Analis Senior Indonesia Strategic and Economic Action Institution Ronny P Sasmita mengatakan kenaikan PPN menjadi 12 persen akan berdampak kepada konsumsi rumah tangga.
Kenaikan PPN tentu akan membuat harga-harga jual barang dan jasa ikut naik.
"Karena biasanya perusahaan kurang bersedia menanggung kenaikan PPN sendiri, sehingga biasanya jalan tercepat adalah menaikkan harga jual barang atau jasa yang diproduksi oleh perusahaan," katanya kepada CNNIndonesia.com, Kamis (14/11).
Ronny mengatakan semakin mengalami tekanan daya beli karena kenaikan harga barang dan jasa, maka masyarakat akan mengurangi konsumsi atas barang dan jasa tersebut, sehingga permintaannya akan menurun.
Jika permintaan turun, maka produksi perusahaan-perusahaan akan terkontraksi. Imbas dari kenaikan PPN, perusahaan berpeluang melakukan pemutusan hubungan kerja (PHK).
Tak berhenti di situ, jika permintaan turun akibat konsumsi rumah tangga turun maka prospek investasi di Indonesia akan memburuk.
Investor akan berpikir ulang untuk membuka investasi baru lantaran performa pasarnya juga menurun atau terus terkontraksi.
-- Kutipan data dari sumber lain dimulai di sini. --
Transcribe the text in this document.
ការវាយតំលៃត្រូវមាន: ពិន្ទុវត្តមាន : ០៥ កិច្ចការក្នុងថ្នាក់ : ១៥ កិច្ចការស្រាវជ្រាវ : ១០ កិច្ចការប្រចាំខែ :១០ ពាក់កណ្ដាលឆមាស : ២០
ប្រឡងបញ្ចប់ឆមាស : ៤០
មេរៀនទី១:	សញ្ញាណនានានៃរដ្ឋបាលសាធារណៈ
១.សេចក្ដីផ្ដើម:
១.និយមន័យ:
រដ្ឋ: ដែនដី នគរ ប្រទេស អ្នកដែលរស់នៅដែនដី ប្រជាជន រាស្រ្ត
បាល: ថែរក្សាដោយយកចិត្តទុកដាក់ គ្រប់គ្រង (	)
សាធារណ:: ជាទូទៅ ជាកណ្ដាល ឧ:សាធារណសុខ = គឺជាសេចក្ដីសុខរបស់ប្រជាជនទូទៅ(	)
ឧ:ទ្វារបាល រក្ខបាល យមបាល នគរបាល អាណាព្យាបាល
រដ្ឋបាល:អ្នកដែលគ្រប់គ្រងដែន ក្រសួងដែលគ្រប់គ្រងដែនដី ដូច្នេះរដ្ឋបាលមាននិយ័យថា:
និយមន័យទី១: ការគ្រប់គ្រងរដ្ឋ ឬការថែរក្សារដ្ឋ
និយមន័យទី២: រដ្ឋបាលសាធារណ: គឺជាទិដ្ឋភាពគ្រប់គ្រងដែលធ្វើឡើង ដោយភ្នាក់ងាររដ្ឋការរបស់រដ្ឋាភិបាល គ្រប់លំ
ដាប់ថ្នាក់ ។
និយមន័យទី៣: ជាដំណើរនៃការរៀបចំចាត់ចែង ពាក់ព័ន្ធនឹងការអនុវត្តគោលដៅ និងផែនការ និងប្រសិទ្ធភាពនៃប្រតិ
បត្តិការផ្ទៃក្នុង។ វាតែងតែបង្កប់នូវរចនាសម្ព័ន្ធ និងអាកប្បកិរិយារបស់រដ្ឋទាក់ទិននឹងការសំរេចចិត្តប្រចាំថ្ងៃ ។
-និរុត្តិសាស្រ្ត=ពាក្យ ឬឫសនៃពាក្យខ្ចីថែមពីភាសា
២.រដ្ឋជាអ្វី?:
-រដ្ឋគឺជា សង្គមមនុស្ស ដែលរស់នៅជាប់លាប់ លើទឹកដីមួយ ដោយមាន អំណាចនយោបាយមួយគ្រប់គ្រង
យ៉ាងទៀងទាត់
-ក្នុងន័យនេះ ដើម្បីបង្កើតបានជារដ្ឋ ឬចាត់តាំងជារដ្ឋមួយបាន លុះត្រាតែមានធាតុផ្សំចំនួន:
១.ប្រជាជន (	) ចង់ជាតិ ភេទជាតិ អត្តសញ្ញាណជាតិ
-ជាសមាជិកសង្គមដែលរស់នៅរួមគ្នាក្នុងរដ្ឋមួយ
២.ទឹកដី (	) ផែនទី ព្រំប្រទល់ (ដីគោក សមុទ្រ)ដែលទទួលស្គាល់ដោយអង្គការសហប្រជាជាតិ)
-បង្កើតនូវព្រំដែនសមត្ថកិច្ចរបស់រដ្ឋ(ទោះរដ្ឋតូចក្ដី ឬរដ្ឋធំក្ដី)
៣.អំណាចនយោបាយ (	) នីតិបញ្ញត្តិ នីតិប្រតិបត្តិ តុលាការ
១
Ujungnya, target pertumbuhan ekonomi di tahun depan akan sulit untuk tercapai.
"Pun secara fiskal, meskipun PPN naik, tapi imbasnya bisa membuat penerimaan negara justru menurun karena berpotensi menurunkan permintaan di masa mendatang, yang membuat penurunan produksi yang berpotensi menurunkan penerimaan negara dari PPN secara nominal," imbuhnya.
Sementara itu, Direktur Pengembangan Big Data Institute for Development of Economics and Finance (INDEF) Eko Listiyanto mengatakan kenaikan PPN menjadi 12 persen akan berdampak pada laju pertumbuhan ekonomi.
Ia mewanti-wanti pertumbuhan ekonomi bisa di bawah 5 persen jika PPN dinaikkan dari 11 persen menjadi 12 persen di tahun depan.
Pasalnya kenaikan PPN akan semakin menekan daya beli hingga konsumsi kelas menengah.